Il claqua la porte de la chambre, la discussion était terminée. Des larmes lourdes et coupables roulaient sur mes joues. J’avais honte de moi et je détestais ça. En un sens, je comprenais cette réaction, mais je refusais de porter le chapeau pour quelque chose d’aussi grave et pour lequel je suis bien impuissante, surtout. Et puis quoi, encore, le réchauffement climatique c’était moi, tant qu’on y est ? J’ai dormi dans l’autre chambre, cette nuit-là. Il n’est pas venu me demander pardon, ni même essayer de me reparler. Pas un mot sur le frigo à mon réveil. Ou un petit texto de réponse au mien, qui lui demandait si ça allait, en lui souhaitant de passer une bonne journée, quand même… Rien, jusqu’au lendemain soir de la dispute, où il a bien fallu qu’il m’affronte et qu’on se remette à parler de ça :
- Pardon pour hier soir, j’ai été con.
- D’accord, je t’en veux plus, mais ça m’a beaucoup blessée que tu me rendes responsable de la fausse couche. Je porte encore notre enfant et je suis beaucoup plus sensible que d’habitude, tu sais ?

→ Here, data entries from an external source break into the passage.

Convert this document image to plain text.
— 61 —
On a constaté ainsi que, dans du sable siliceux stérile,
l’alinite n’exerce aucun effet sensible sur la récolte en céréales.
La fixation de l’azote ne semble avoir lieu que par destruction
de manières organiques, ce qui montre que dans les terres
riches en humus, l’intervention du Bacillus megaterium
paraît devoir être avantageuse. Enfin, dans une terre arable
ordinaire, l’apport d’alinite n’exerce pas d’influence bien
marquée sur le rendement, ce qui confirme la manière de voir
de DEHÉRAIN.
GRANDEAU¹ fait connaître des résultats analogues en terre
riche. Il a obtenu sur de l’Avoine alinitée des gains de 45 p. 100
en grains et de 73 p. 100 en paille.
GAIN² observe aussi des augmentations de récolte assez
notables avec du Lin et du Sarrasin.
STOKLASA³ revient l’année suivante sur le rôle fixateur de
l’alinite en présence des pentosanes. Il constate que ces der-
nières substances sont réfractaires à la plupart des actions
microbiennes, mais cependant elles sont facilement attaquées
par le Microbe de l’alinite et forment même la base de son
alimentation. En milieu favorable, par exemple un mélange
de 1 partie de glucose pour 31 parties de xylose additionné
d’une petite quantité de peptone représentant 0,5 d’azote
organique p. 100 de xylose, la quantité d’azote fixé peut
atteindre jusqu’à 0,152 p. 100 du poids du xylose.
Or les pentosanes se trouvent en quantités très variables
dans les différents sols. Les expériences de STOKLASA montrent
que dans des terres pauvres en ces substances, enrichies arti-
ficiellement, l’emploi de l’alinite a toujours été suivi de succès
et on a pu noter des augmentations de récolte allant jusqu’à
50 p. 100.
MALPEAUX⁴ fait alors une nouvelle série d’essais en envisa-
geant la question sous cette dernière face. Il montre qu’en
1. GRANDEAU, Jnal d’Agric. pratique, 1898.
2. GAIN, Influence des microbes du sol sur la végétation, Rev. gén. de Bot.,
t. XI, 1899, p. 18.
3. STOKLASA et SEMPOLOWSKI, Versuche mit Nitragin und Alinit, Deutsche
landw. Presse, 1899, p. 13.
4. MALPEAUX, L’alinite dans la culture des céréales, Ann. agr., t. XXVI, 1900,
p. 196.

- Tu vas aller chez le médecin pour qu’il te prescrive un arrêt de travail ?
Il remet ça...
- Non, pas besoin, je me sens très bien. Et j’ai envie de continuer à travailler. J’en ai besoin, ça me fait plaisir.

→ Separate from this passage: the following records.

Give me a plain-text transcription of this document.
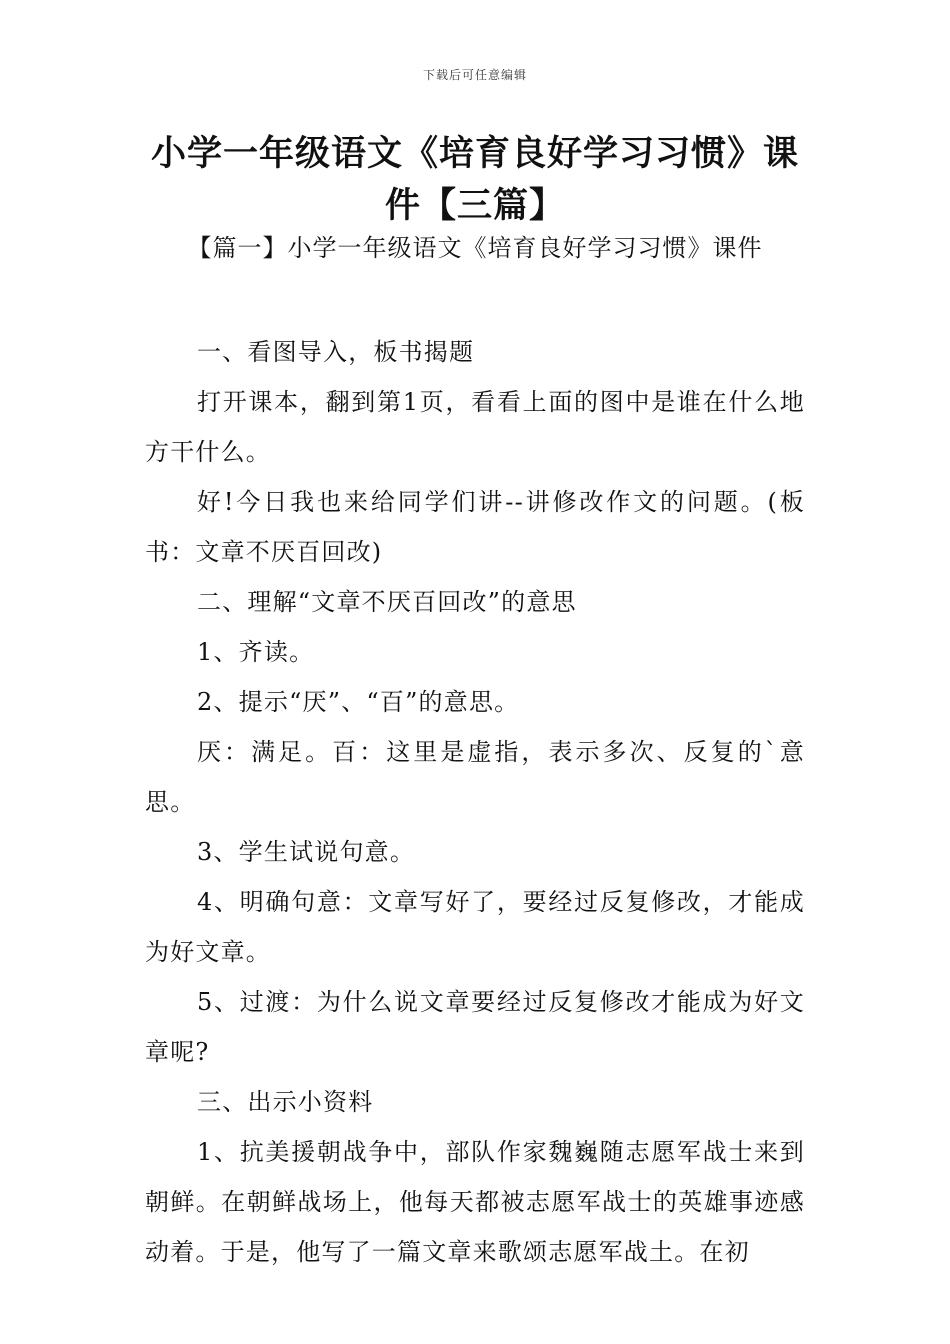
下载后可任意编辑
小学一年级语文《培育良好学习习惯》课件【三篇】
【篇一】小学一年级语文《培育良好学习习惯》课件

一、看图导入，板书揭题

打开课本，翻到第1页，看看上面的图中是谁在什么地方干什么。

好!今日我也来给同学们讲--讲修改作文的问题。(板书：文章不厌百回改)

二、理解“文章不厌百回改”的意思

1、齐读。

2、提示“厌”、“百”的意思。

厌：满足。百：这里是虚指，表示多次、反复的`意思。

3、学生试说句意。

4、明确句意：文章写好了，要经过反复修改，才能成为好文章。

5、过渡：为什么说文章要经过反复修改才能成为好文章呢?

三、出示小资料

1、抗美援朝战争中，部队作家魏巍随志愿军战士来到朝鲜。在朝鲜战场上，他每天都被志愿军战士的英雄事迹感动着。于是，他写了一篇文章来歌颂志愿军战土。在初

Je souriais afin de rester positive.
- Ils vont très bien se passer de toi, je sais que t’as peur de leur dire que tu dois te reposer, mais franchement...
J’ai tout-à-coup perdu mon sourire.
- Non, j’ai pas besoin de repos, je te dis ! J’ai pas du tout peur, j’ai envie de continuer à aller au travail ! Et puis, je sais pas bien comment je dois le prendre, le « ils peuvent très bien se passer de toi » ?. Genre, je suis facilement remplaçable, inutile même ?
- Tu vas t’épuiser et après s’il arrive un truc au bébé ? T’es pas toute seule, No. Je suis là, moi, et tu me fais subir beaucoup de choses . Et maintenant, faut qu’on soit responsables, on doit penser au bébé d’abord.
- Le bébé va très bien !
- Qu’est-ce que tu en sais ? Regarde, le jumeau, tu l’as perdu et tu t’en es même pas rendu compte !
- ...
Voilà que ça recommençait. J’étais sans voix… J’avais la bouche entrouverte, mais les mâchoires serrées, et les narines dilatées. Assise, ma tête était légèrement baissée et je regardais Sébastien debout devant moi avec toute la noirceur et la colère dont je pouvais faire preuve. Je ressentais presque du dégoût, en cet instant. Je me levais et décidais de sortir de la maison. L’air y devenait irrespirable.
- Où tu vas ? La nuit tombe !
- Qu’est-ce que ça peut te faire ?
Je marchais très rapidement, claquais la porte derrière moi, et continuais d’avancer d’un pas décidé vers le bosquet.